A Dual-Branch Vision Transformer with Cross-Attention Spectral Fusion for Early Stress Detection in Tropical Sugarcane and Cotton
Main Article Content
Abstract
Early detection of biotic and abiotic stress in tropical sugarcane and cotton is essential for protecting crop yields that sustain hundreds of millions of smallholder farmers globally [1]. While convolutional neural networks have demonstrated strong performance on single-modality leaf images, they lack the architectural capacity to simultaneously model fine-grained local texture features (lesion morphology, chlorosis patterns) and global structural context (canopy-level discoloration gradients) critical for distinguishing visually similar early-stage stress categories. This paper introduces, a novel Dual-Branch Vision Transformer architecture that processes visual image features and low-cost smartphone-derived spectral index features through two parallel Swin Transformer branches, fused via a dedicated Cross-Attention Spectral Fusion (CASF) module.

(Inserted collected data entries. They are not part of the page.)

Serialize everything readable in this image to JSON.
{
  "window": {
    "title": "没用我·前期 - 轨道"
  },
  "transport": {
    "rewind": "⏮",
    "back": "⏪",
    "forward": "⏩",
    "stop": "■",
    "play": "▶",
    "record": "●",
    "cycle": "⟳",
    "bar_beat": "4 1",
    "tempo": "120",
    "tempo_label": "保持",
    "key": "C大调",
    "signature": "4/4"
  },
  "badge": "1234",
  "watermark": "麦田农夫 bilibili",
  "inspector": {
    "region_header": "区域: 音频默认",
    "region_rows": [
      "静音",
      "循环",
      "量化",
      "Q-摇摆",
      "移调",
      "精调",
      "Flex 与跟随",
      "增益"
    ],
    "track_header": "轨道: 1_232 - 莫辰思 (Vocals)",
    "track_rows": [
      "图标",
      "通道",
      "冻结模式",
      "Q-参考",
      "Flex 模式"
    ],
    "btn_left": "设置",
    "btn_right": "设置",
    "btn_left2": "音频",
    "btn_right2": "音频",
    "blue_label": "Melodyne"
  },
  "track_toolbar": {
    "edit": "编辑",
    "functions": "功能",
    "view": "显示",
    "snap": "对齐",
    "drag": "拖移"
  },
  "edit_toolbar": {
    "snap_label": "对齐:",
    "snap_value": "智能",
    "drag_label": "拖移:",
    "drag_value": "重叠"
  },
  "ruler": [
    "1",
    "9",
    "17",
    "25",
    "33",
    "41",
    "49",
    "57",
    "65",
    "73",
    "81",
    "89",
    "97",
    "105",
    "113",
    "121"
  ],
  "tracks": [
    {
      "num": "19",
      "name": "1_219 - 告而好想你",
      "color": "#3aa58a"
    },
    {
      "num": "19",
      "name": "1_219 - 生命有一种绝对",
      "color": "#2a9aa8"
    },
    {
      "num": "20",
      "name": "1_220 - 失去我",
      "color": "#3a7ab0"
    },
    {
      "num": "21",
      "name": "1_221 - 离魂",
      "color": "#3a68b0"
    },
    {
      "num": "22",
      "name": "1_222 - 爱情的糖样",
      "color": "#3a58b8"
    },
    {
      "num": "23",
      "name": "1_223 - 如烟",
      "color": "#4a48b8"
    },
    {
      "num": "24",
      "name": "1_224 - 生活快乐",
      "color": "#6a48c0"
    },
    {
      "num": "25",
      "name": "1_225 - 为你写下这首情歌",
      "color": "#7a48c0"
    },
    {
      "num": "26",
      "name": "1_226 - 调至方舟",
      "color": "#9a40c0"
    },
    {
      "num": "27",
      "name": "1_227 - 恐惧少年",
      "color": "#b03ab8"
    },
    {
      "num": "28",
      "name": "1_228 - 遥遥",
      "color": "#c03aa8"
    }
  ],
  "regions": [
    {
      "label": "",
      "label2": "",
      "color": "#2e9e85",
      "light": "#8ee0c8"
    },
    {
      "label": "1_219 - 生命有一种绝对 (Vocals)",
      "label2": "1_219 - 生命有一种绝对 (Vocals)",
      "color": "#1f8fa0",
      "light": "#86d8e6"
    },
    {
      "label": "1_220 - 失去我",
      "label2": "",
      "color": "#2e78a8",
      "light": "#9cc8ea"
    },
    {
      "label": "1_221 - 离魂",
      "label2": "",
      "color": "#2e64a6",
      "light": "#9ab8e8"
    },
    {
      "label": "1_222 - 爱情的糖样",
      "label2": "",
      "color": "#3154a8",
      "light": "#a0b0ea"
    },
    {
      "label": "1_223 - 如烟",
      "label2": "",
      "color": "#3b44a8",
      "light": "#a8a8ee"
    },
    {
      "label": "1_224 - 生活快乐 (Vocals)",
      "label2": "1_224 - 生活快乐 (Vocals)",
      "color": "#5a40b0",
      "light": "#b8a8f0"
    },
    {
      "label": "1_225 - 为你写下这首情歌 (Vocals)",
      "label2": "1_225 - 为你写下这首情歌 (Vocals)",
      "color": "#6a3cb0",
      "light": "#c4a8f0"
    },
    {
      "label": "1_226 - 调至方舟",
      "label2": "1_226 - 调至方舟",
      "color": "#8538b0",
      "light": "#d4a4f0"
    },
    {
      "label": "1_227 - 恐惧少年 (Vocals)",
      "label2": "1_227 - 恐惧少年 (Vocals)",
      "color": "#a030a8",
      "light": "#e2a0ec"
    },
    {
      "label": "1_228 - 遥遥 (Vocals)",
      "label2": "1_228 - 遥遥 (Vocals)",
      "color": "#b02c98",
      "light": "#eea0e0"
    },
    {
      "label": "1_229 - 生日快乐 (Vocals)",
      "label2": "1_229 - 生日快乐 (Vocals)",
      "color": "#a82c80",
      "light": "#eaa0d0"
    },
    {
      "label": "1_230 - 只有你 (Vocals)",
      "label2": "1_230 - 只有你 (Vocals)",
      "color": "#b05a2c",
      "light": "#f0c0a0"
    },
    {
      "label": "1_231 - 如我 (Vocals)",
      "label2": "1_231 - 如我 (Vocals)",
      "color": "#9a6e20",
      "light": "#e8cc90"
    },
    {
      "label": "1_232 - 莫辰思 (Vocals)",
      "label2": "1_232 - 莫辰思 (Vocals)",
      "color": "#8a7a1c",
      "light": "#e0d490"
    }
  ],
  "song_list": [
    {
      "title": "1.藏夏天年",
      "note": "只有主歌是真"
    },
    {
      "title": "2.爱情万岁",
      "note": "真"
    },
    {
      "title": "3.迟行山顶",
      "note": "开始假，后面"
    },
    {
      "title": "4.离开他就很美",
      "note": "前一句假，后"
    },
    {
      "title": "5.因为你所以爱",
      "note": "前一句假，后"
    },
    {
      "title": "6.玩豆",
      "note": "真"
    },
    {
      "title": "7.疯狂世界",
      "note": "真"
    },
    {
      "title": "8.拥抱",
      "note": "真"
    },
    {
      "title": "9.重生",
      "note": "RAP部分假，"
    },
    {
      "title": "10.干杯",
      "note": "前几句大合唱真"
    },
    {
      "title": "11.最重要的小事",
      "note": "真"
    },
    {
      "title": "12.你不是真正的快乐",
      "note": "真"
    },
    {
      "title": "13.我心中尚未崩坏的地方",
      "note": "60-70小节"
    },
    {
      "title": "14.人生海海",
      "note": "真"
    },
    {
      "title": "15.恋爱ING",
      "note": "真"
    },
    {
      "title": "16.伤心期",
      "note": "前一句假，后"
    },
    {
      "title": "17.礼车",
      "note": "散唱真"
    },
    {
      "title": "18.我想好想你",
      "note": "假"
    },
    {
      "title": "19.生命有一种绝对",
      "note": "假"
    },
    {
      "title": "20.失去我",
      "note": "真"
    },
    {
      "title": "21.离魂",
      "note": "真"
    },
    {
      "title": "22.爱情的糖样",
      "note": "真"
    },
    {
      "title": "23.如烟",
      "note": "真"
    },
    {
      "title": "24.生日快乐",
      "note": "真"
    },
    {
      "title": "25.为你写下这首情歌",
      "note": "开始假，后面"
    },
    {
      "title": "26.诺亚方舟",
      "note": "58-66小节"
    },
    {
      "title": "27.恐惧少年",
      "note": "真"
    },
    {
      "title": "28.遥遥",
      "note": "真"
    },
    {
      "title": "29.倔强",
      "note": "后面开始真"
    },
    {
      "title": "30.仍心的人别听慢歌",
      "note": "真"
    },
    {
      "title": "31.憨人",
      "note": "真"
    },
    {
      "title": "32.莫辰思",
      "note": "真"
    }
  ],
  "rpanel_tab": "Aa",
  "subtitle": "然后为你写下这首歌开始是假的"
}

DualViT-Crop further incorporates a Squeeze-and-Excitation channel recalibration block and a multi-scale Feature Pyramid Neck to capture stress signatures at both cellular and canopy levels. Experiments on a unified benchmark combining PlantVillage [2], Mendeley Sugarcane Leaf Disease [3], and Kaggle Cotton Disease [4] datasets demonstrate that DualViT-Crop achieves a mean F1-score of 95.6%, top 1 accuracy of 96.2%, and a Grad-CAM Localization Fidelity (GLF) score of 0.74, outperforming seven baseline methods including ResNet-50, EfficientNet-B4, and standard ViT-B/16 by an average of 5.8 percentage points in F1.